Am Samstag ging es bei der styriarte (siehe Beitragsbild, (c) styriarte 2016) um die Freiheit, die Amerika 1776 proklamierte und sich damit nicht nur von England löste, sondern auch die Französische Revolution auslöste. Der Abend war unter dem Titel “I have a dream” organisiert. Dieser war in mehrfacher Hinsicht programmatisch.

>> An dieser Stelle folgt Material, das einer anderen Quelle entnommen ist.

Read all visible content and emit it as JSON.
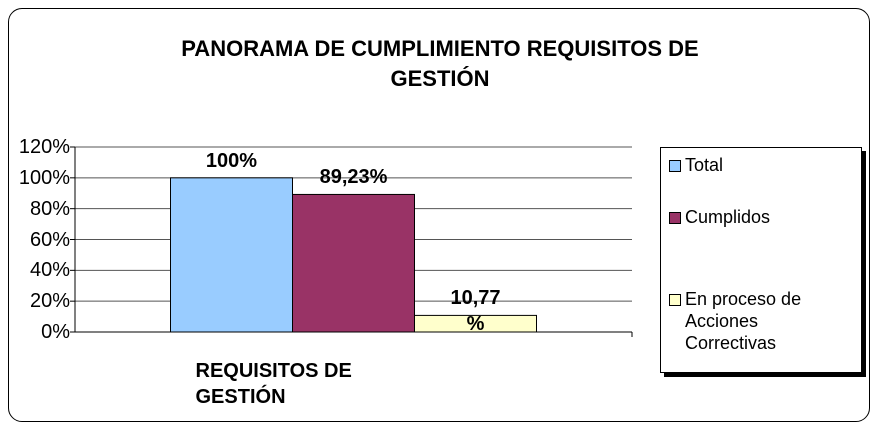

Verbunden wurden politische Reden mit musikalischen Werken und Gedichten von Walt Whitman. Die Dramaturgie sollte das Statement unterstreichen, dass amerikanische Denker wichtige Kapitel der Weltgeschichte schreiben und schrieben. Vorgetragen wurden die Reden stimm- und wirkgewaltig von einem sich selbst übertreffenden Karl Markovics. Eröffnet wurde die Veranstaltung mit George Gershwins Rhapsody in Blue in einer Bearbeitung von Wolfgang Kornberger und dem vienna clarinet connection-Quartett. Gershwins Versuch konzertante Sinfonik mit Jazzelementen zu komponieren ist spätestens seit Woody Allens Manhattan weltberühmt und als Metapher für die amerikanische Großstadt ebenso interpretierbar wie sie für den Amerikanischen Traum als Ganzes stehen kann. Letzterer in mächtige Worte verpackt stellt die Unabhängigkeitserklärung der Vereinigten Staaten von Amerika dar.  Markovics volle Stimme und sein inbrünstiger, ja leidenschaftlicher Vortrag vermittelte jene Entschiedenheit, mit der der Bruch mit dem Festland gefordert wird. Darum geht es aber nur sekundär. Primär stehen die Grundwerte des neugegründeten Staates im Fokus: Gleichheit und Freiheit.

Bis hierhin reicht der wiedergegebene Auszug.